BREAKING BABYLONBOY d

 

[buildersoftime]

Binding affinities for tryptamines

Can anyone point me toward binding affinity data for 4-sub, 5-meo and unsubstituted tryptamines please? Google isn't delivering. I'm particularly interested in 5-HT1B and 5-HT1D agonism.

Edit: Glennon RA has written a bunch of papers on this but I cant find anything that isn't behind a paywall.

 

[sekio]

This PLoS one study is probably what you want

 

[ebola?]

Heh, to what extent do we believe the PLoS One study, and why?
...
What is up with VMAT2? To what extent should we attribute releasers' effects as dependent on VMAT2? Are there available cross-substance comparisons that shed light on this question? And might VMAT2 substrate + 5ht2b agonist be sufficient alone for proper entactogenesis?

ebola

 

[tweex]

What is up with VMAT2? To what extent should we attribute releasers' effects as dependent on VMAT2? Are there available cross-substance comparisons that shed light on this question? And might VMAT2 substrate + 5ht2b agonist be sufficient alone for proper entactogenesis?
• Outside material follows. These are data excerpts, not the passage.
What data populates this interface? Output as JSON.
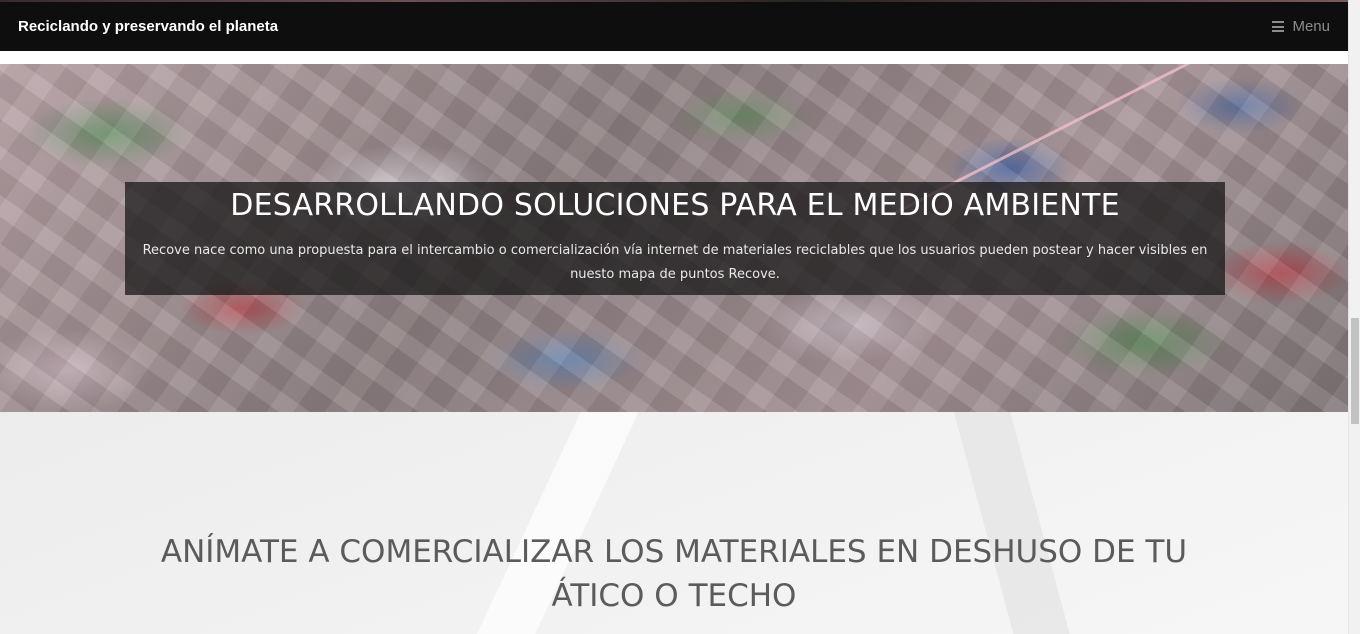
{
  "navbar": {
    "brand": "Reciclando y preservando el planeta",
    "menu_label": "Menu",
    "menu_icon": "hamburger-icon"
  },
  "hero": {
    "title": "DESARROLLANDO SOLUCIONES PARA EL MEDIO AMBIENTE",
    "text": "Recove nace como una propuesta para el intercambio o comercialización vía internet de materiales reciclables que los usuarios pueden postear y hacer visibles en nuesto mapa de puntos Recove."
  },
  "section": {
    "heading": "ANÍMATE A COMERCIALIZAR LOS MATERIALES EN DESHUSO DE TU ÁTICO O TECHO"
  },
  "colors": {
    "navbar_bg": "#0e0e0e",
    "caption_bg": "rgba(20,20,20,0.72)",
    "heading_text": "#5b5b5b"
  }
}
Most of the research related to VMAT2 seems to be on dopamine.

Interesting new paper out on VMAT2 and dopamine, seeming to point to VMAT2 downregulation being responsible for a lot amphetamines' negative long term effects: http://www.sciencedirect.com/science/article/pii/S0028390813003481

Apparently this is an issue with cocaine also, which is a bit surprising: http://www.ncbi.nlm.nih.gov/pubmed/22193525

Although earlier research claims reversing the dopamine transporter is still the main mechanism of action for amphetamines as dopamine releasers: http://www.ncbi.nlm.nih.gov/pubmed/9482784

I'd seen a paper before speculating that bupropion may be a VMAT2 enhancer, but I can't find anything on its interaction with amphetamines long term. I think looking at that interaction long term might really shed some light on it.

I'm still a bit in the dark on possible efficacy as an entactogen, but everything I've read on VMAT2 inhibitors and 5-HT2B agonists would sort of point me away from intentionally using them (at least for a drug taken remotely often). Wouldn't combining 5-HT1A agonists and OXTR agonists be a much safer route?